In spite of these efforts, however, perfect control of the temperature of ambient surroundings of persons in a bed desiring to sleep has been fleeting, with particular difficulty for partners who share a bed with different sleep temperature preferences. This fact is evidenced by the myriad of schemes and contrivances provided by workers in the prior art for effecting thermal control over a bed or region in which a person normally rests for sleep utilizing a pressurized flow of air, the following few of which are exemplary, and are herein incorporated by reference in their entirety.
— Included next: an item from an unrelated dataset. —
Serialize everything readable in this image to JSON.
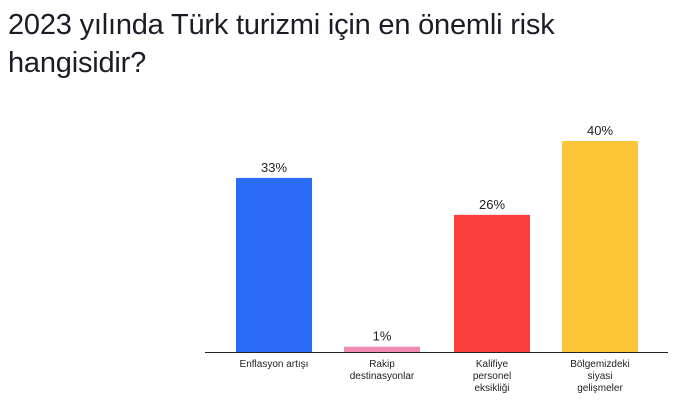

While there are conventional devices and methods that achieve to a greater or less extent their desired objectives, they are nevertheless lacking features which have heretofore prevented their widespread adoption by large numbers of people. They fail to provide a bedding apparatus that can evenly distribute a pressurized flow of air through a bed into both one or two independent zones, while not causing ballooning of bedding due to flow of air. Moreover, there are conventional devices and methods that introduce either foreign textures or objects to the user in the bed, which is a highly undesirable feature.
Thus, there exists a need for an improved system for distributing both warm and ventilated or cool conditioned air throughout a bed into one or two zones, while not introducing elements or textures to the users that were previously foreign to the bed, while also avoiding giving rise to a ballooning effect of the bedding while delivering the pressurized air.